Solar panels convert solar radiation into electrical power, serving as the main source of power for spacecraft in orbit and deep-space missions.

Solid-state relays control solar array power distribution to various equipment on board a satellite, ensuring it remains within its battery voltage range while relaying current telemetering to ground control for operators to keep an eye on overall satellite health. If any abnormal events arise, these relays can also disconnect units to prevent their receiving excessive current or voltage charging which could otherwise damage its subsystems and disrupt satellite performance.

Solar power is widely utilized by satellites orbiting inner planets such as Mercury (0.4 AU), Venus (0.7 AU), and Earth (1 AU). Solar provides more energy density than alternative power sources like nuclear fuel cells or non-rechargeable batteries, plus solar panels are lightweight enough to be folded for launch or unfurled upon need – NASA is also researching semiconductor materials like gallium arsenide that make production of solar panels more cost effective and more efficient.

Radioisotope Thermoelectric Generators (RTGs)

RTGs use heat generated from radioactive decay of isotopes to generate electricity, making this technology exceptionally long-lived – such as powering spacecraft missions to the Moon, outer planets (Pioneer and Voyager) and recently Mars Rover Curiosity.

Early versions of the power system contained small amounts of radioisotope material designed to disintegrate during an accidental reentry, while later designs encased plutonium within high-strength graphite blocks with an outer iridium layer and was tested successfully during both the 1968 launch of a weather satellite as well as Apollo 13’s failed reentry attempt that left its lander floating aimlessly over South Pacific waters.

The Multi-Mission Radioisotope Thermoelectric Generator (MMRTG), is currently powering Curiosity on Mars. This power system combines the GMHS RTG with PbTe/TAGS thermoelectric generators which produce approximately 100W electric from 10 kg of Pu-238 fuel pellets.

Nuclear Power

Nuclear power uses fission reactors to generate electricity, typically using Plutonium-238 as the fuel of choice, which undergoes intense alpha decay processes that produce heat which can then be converted to electricity by thermocouples.
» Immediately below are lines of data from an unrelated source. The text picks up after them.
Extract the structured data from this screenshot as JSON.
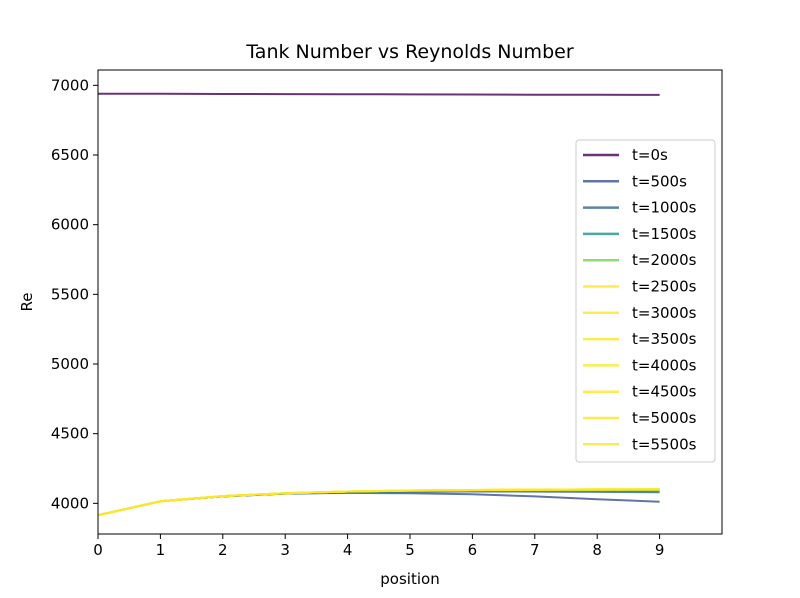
{
  "chart_data": {
    "type": "line",
    "title": "Tank Number vs Reynolds Number",
    "xlabel": "position",
    "ylabel": "Re",
    "xlim": [
      0,
      10
    ],
    "ylim": [
      3780,
      7110
    ],
    "xticks": [
      0,
      1,
      2,
      3,
      4,
      5,
      6,
      7,
      8,
      9
    ],
    "yticks": [
      4000,
      4500,
      5000,
      5500,
      6000,
      6500,
      7000
    ],
    "grid": false,
    "legend_position": "right",
    "x": [
      0,
      1,
      2,
      3,
      4,
      5,
      6,
      7,
      8,
      9
    ],
    "series": [
      {
        "name": "t=0s",
        "color": "#440154",
        "values": [
          6940,
          6939,
          6938,
          6937,
          6936,
          6935,
          6934,
          6933,
          6932,
          6931
        ]
      },
      {
        "name": "t=500s",
        "color": "#3b528b",
        "values": [
          3915,
          4015,
          4050,
          4070,
          4075,
          4072,
          4065,
          4050,
          4030,
          4012
        ]
      },
      {
        "name": "t=1000s",
        "color": "#31688e",
        "values": [
          3915,
          4015,
          4050,
          4070,
          4078,
          4083,
          4085,
          4084,
          4082,
          4080
        ]
      },
      {
        "name": "t=1500s",
        "color": "#21918c",
        "values": [
          3915,
          4015,
          4052,
          4072,
          4082,
          4088,
          4090,
          4090,
          4090,
          4090
        ]
      },
      {
        "name": "t=2000s",
        "color": "#7ad151",
        "values": [
          3915,
          4015,
          4052,
          4073,
          4084,
          4090,
          4093,
          4094,
          4095,
          4096
        ]
      },
      {
        "name": "t=2500s",
        "color": "#fde725",
        "values": [
          3915,
          4015,
          4052,
          4073,
          4085,
          4091,
          4095,
          4097,
          4098,
          4099
        ]
      },
      {
        "name": "t=3000s",
        "color": "#fde725",
        "values": [
          3915,
          4015,
          4052,
          4073,
          4085,
          4092,
          4096,
          4098,
          4099,
          4100
        ]
      },
      {
        "name": "t=3500s",
        "color": "#fde725",
        "values": [
          3915,
          4015,
          4052,
          4073,
          4085,
          4092,
          4096,
          4098,
          4100,
          4101
        ]
      },
      {
        "name": "t=4000s",
        "color": "#fde725",
        "values": [
          3915,
          4015,
          4052,
          4073,
          4085,
          4092,
          4096,
          4099,
          4100,
          4101
        ]
      },
      {
        "name": "t=4500s",
        "color": "#fde725",
        "values": [
          3915,
          4015,
          4052,
          4073,
          4085,
          4092,
          4096,
          4099,
          4100,
          4101
        ]
      },
      {
        "name": "t=5000s",
        "color": "#fde725",
        "values": [
          3915,
          4015,
          4052,
          4073,
          4085,
          4092,
          4096,
          4099,
          4100,
          4101
        ]
      },
      {
        "name": "t=5500s",
        "color": "#fde725",
        "values": [
          3915,
          4015,
          4052,
          4073,
          4085,
          4092,
          4096,
          4099,
          4100,
          4101
        ]
      }
    ]
  }
}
Furthermore, there is minimal radioactive gamma radiation produced which requires shielding.

Nuclear powered spacecraft have proven invaluable for deep space exploration. They have been utilized as planetary rovers, stationary science stations on planet surfaces and electric propulsion systems that help spacecraft traverse around our Solar System.

Nuclear reactors have recently drawn increasing interest as power sources for spacecraft missions that demand an abundant amount of power, such as trips to outer planets or human Mars missions that would need an electric propulsion system. Energy produced from nuclear reactors could use positive charging technology on propellants pushed out through thrusters to propel forward motion in an energy efficient manner compared to chemical rockets; in fact, The 1992 Principles Relevant to the Use of Nuclear Power Sources in Outer Space regulate their manufacture, operation, and inspection for spacecraft use by spacecraft manufacturers, operatorss and inspectors.